Mircea Eliade, filósofo e historiador rumano nacido a principios del S. XX, en su obra «Tratado de Historia de las Religiones» analiza, a través de toda la historia y de las múltiples civilizaciones que han pasado por la misma, diferentes aspectos y elementos relacionados con la humanidad e integrados en sus estructuras espirituales, como prueba en sí mismo de la importancia que dichos elementos tienen sobre todos nosotros.
El agua ha sido considerada como la fuente de nuestra existencia y de toda la vida sobre la tierra. Presente en todas las manifestaciones de las que tenemos constancia, el agua implica siempre regeneración, la inmersión en agua implica una “disolución”, una transición que está asociada también a un nuevo nacimiento. A través de ella también hay sanación, fertilidad, fecundidad… Incluso relacionada con la muerte el agua ha sido vista recurrentemente como símbolo de resurrección o de renacimiento.
Esto lo reflejan las diferentes civilizaciones y sus creencias filosóficas y religiosas: en la prehistoria, con el círculo sagrado agua-luna-mujer y en todas las que han dejado alguna constancia de su simbología o de sus creencias: Mesopotamia, América, Asia, Egipto, Grecia, Roma… en todas ellas el agua ha sido principio y soporte de todas las cosas, y en todas ellas la inmersión acuática ha sido también asociada a renovación y renacimiento. En palabras del propio Eliade: «Toda [forma] se desintegra, nada de lo que ha existido hasta entonces subsiste después de la inmersión.»
Es algo que llevamos muy dentro de nuestro código genético.
Esa función de las aguas, siempre presente, de limpiar, desintegrar, purificar, se relaciona también con su imposibilidad de adoptar una forma.
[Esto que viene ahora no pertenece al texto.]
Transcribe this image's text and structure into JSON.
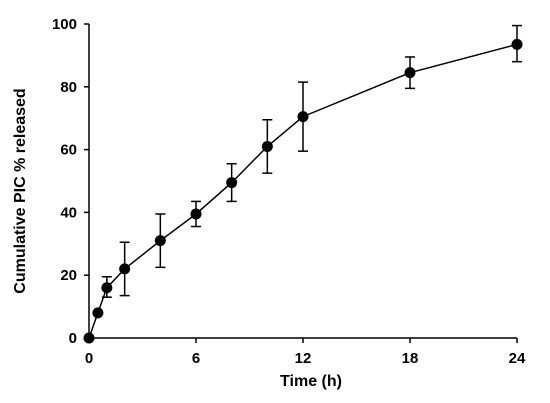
{
  "chart_data": {
    "type": "line",
    "title": "",
    "xlabel": "Time (h)",
    "ylabel": "Cumulative PIC % released",
    "xlim": [
      0,
      24
    ],
    "ylim": [
      0,
      100
    ],
    "xticks": [
      0,
      6,
      12,
      18,
      24
    ],
    "yticks": [
      0,
      20,
      40,
      60,
      80,
      100
    ],
    "grid": false,
    "legend": "none",
    "series": [
      {
        "x": [
          0,
          0.5,
          1,
          2,
          4,
          6,
          8,
          10,
          12,
          18,
          24
        ],
        "y": [
          0,
          8,
          16,
          22,
          31,
          39.5,
          49.5,
          61,
          70.5,
          84.5,
          93.5
        ],
        "err_low": [
          0,
          0,
          3,
          8.5,
          8.5,
          4,
          6,
          8.5,
          11,
          5,
          5.5
        ],
        "err_high": [
          0,
          0,
          3.5,
          8.5,
          8.5,
          4,
          6,
          8.5,
          11,
          5,
          6
        ],
        "color": "#000000",
        "marker": "circle"
      }
    ]
  }
}
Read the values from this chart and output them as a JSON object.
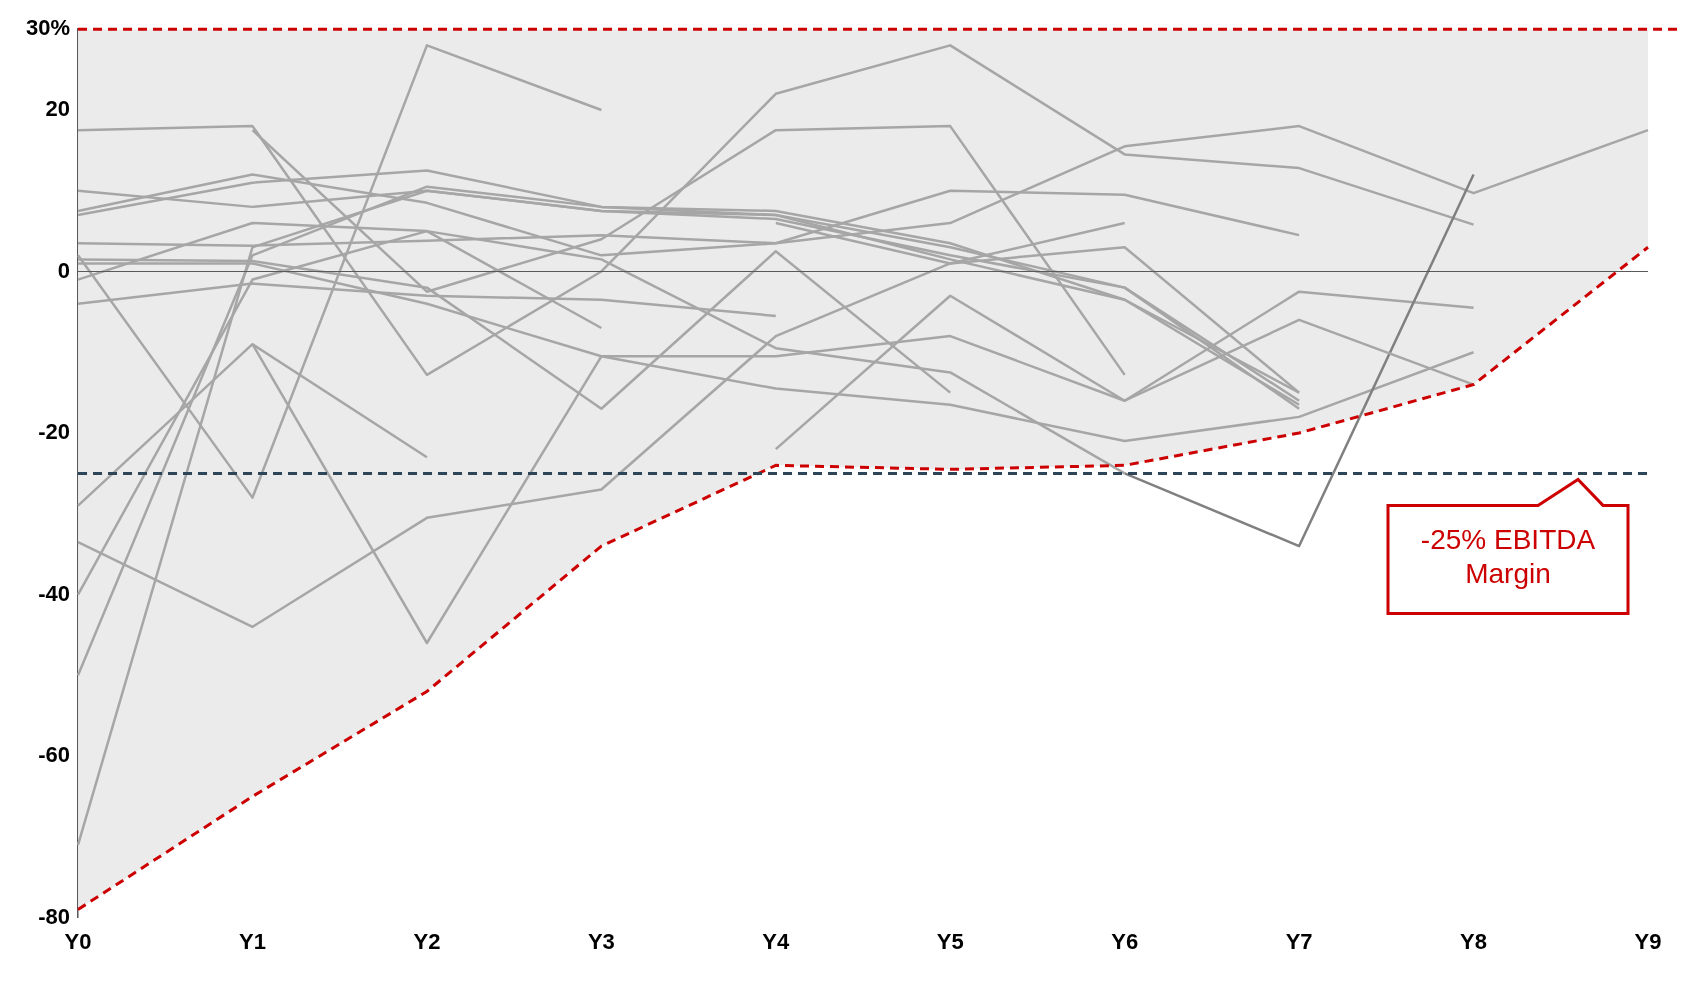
{
  "chart_data": {
    "type": "line",
    "categories": [
      "Y0",
      "Y1",
      "Y2",
      "Y3",
      "Y4",
      "Y5",
      "Y6",
      "Y7",
      "Y8",
      "Y9"
    ],
    "ylim": [
      -80,
      30
    ],
    "yticks": [
      -80,
      -60,
      -40,
      -20,
      0,
      20,
      {
        "value": 30,
        "label": "30%"
      }
    ],
    "grid": false,
    "legend": false,
    "marker": "none",
    "line_style": "solid",
    "series": [
      {
        "color": "#a6a6a6",
        "values": [
          17.5,
          18,
          -12.8,
          0,
          22,
          28,
          14.5,
          12.8,
          5.8,
          null
        ]
      },
      {
        "color": "#a6a6a6",
        "values": [
          2,
          -28,
          28,
          20,
          null,
          null,
          null,
          null,
          null,
          null
        ]
      },
      {
        "color": "#a6a6a6",
        "values": [
          -71,
          3,
          10,
          7.5,
          7,
          3,
          -2,
          -17,
          null,
          null
        ]
      },
      {
        "color": "#a6a6a6",
        "values": [
          -50,
          2,
          10.5,
          8,
          7.5,
          3.5,
          -3.5,
          -16.5,
          null,
          null
        ]
      },
      {
        "color": "#a6a6a6",
        "values": [
          -40,
          -1,
          5,
          -7,
          null,
          null,
          null,
          null,
          null,
          null
        ]
      },
      {
        "color": "#a6a6a6",
        "values": [
          -29,
          -9,
          -23,
          null,
          null,
          null,
          null,
          null,
          null,
          null
        ]
      },
      {
        "color": "#a6a6a6",
        "values": [
          -33.5,
          -44,
          -30.5,
          -27,
          -8,
          1,
          3,
          -15,
          null,
          null
        ]
      },
      {
        "color": "#a6a6a6",
        "values": [
          null,
          -9,
          -46,
          -10.5,
          -10.5,
          -8,
          -16,
          -2.5,
          -4.5,
          null
        ]
      },
      {
        "color": "#a6a6a6",
        "values": [
          null,
          17.5,
          -2.5,
          4,
          17.5,
          18,
          -12.8,
          null,
          null,
          null
        ]
      },
      {
        "color": "#a6a6a6",
        "values": [
          10,
          8,
          10,
          7.5,
          6.5,
          2,
          -2,
          -16,
          null,
          null
        ]
      },
      {
        "color": "#a6a6a6",
        "values": [
          7,
          11,
          12.5,
          8,
          7,
          1.5,
          -3.5,
          -15,
          null,
          null
        ]
      },
      {
        "color": "#a6a6a6",
        "values": [
          7.5,
          12,
          8.5,
          2,
          3.5,
          6,
          15.5,
          18,
          9.7,
          17.5
        ]
      },
      {
        "color": "#a6a6a6",
        "values": [
          3.5,
          3.2,
          3.8,
          4.5,
          3.5,
          10,
          9.5,
          4.5,
          null,
          null
        ]
      },
      {
        "color": "#a6a6a6",
        "values": [
          -4,
          -1.5,
          -3,
          -3.5,
          -5.5,
          null,
          null,
          null,
          null,
          null
        ]
      },
      {
        "color": "#a6a6a6",
        "values": [
          1,
          1,
          -4,
          -10.5,
          -14.5,
          -16.5,
          -21,
          -18,
          -10,
          null
        ]
      },
      {
        "color": "#a6a6a6",
        "values": [
          -1,
          6,
          5,
          1.5,
          -9.5,
          -12.5,
          -25,
          null,
          null,
          null
        ]
      },
      {
        "color": "#808080",
        "values": [
          null,
          null,
          null,
          null,
          null,
          null,
          -25,
          -34,
          12,
          null
        ]
      },
      {
        "color": "#a6a6a6",
        "values": [
          1.5,
          1.3,
          -2,
          -17,
          2.5,
          -15,
          null,
          null,
          null,
          null
        ]
      },
      {
        "color": "#a6a6a6",
        "values": [
          null,
          null,
          null,
          null,
          -22,
          -3,
          -16,
          -6,
          -14,
          null
        ]
      },
      {
        "color": "#a6a6a6",
        "values": [
          null,
          null,
          null,
          null,
          6,
          1,
          6,
          null,
          null,
          null
        ]
      },
      {
        "color": "#cc0000",
        "line_style": "dashed",
        "values": [
          -79,
          -65,
          -52,
          -34,
          -24,
          -24.5,
          -24,
          -20,
          -14,
          3
        ],
        "lower": [
          -79,
          -65,
          -52,
          -34,
          -24,
          -24.5,
          -24,
          -20,
          -14,
          3
        ],
        "upper": [
          30,
          30,
          30,
          30,
          30,
          30,
          30,
          30,
          30,
          30
        ]
      }
    ],
    "ref_lines": [
      {
        "axis": "y",
        "value": 30,
        "color": "#cc0000",
        "line_style": "dashed"
      },
      {
        "axis": "y",
        "value": 0,
        "color": "#595959",
        "line_style": "solid"
      },
      {
        "axis": "y",
        "value": -25,
        "color": "#2e4457",
        "line_style": "dashed",
        "label": "-25% EBITDA Margin"
      }
    ]
  }
}
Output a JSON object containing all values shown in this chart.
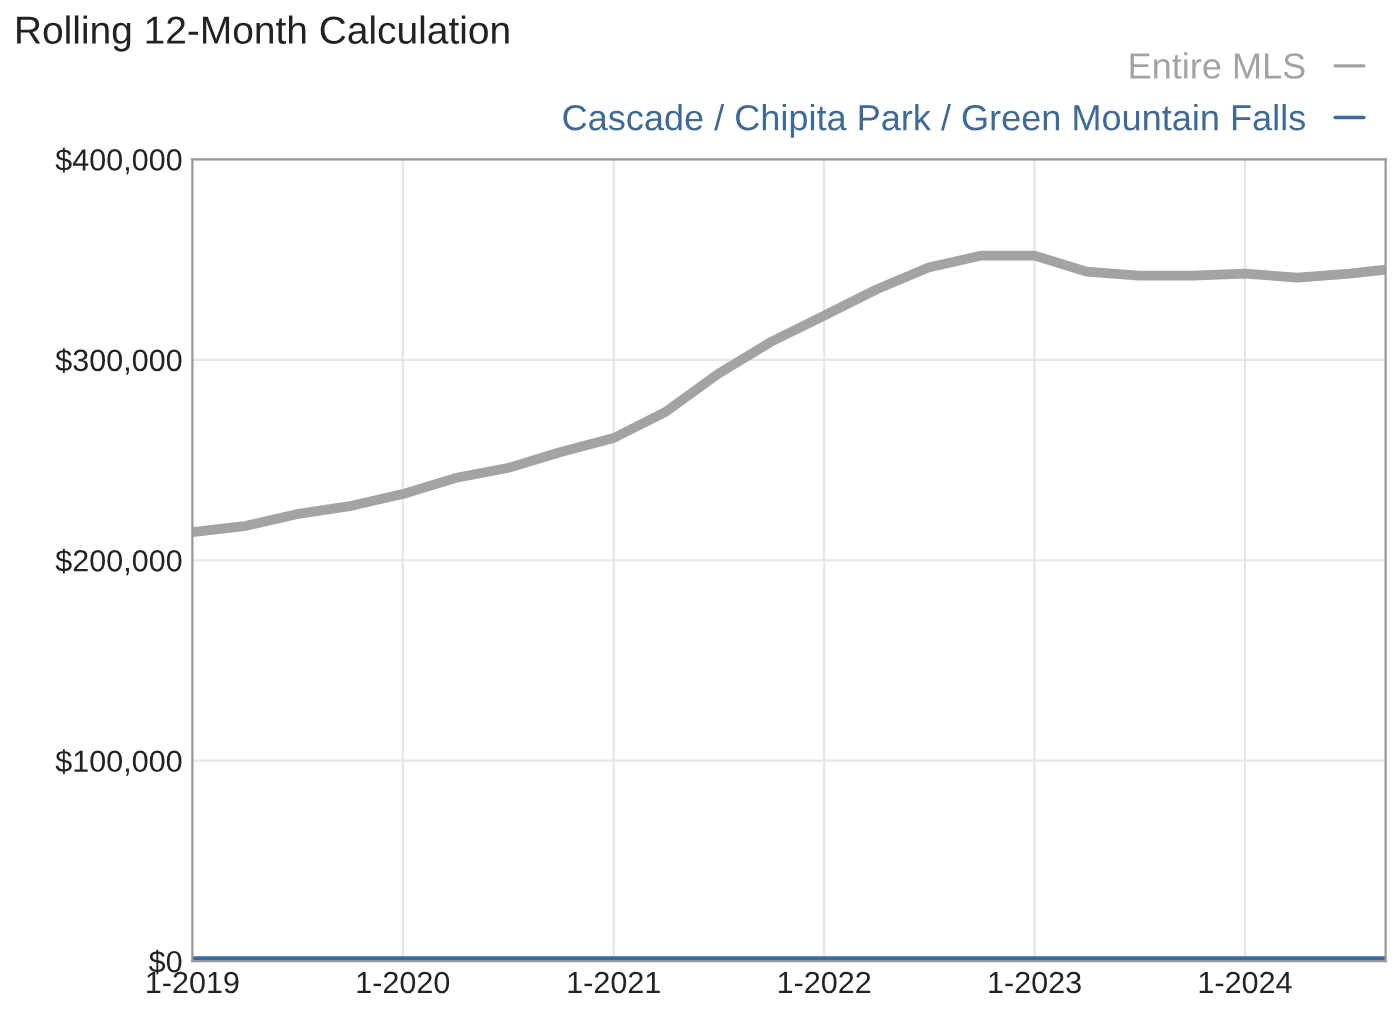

Todo aquello capaz de tomar forma entra ya en el reino de lo mundano, se somete a las reglas del tiempo y de la vida y por tanto, si no se regenera periódicamente a través del agua termina corrompiéndose y desapareciendo: Volvemos de nuevo a la renovación, al renacer a través de la inmersión en el agua que nos da vida.
¿Será por ese instinto milenario, más allá de los efectos puramente fisiológicos, que venir al hammam nos purifica y nos renueva? ¿Será por todo esto que, cuando ha pasado un tiempo desde nuestro último baño, nuestro cuerpo, sin saber por qué, nos pide volver a la ingravidez de las termas para volver a ese equilibrio que solo el agua es capaz de proporcionarnos?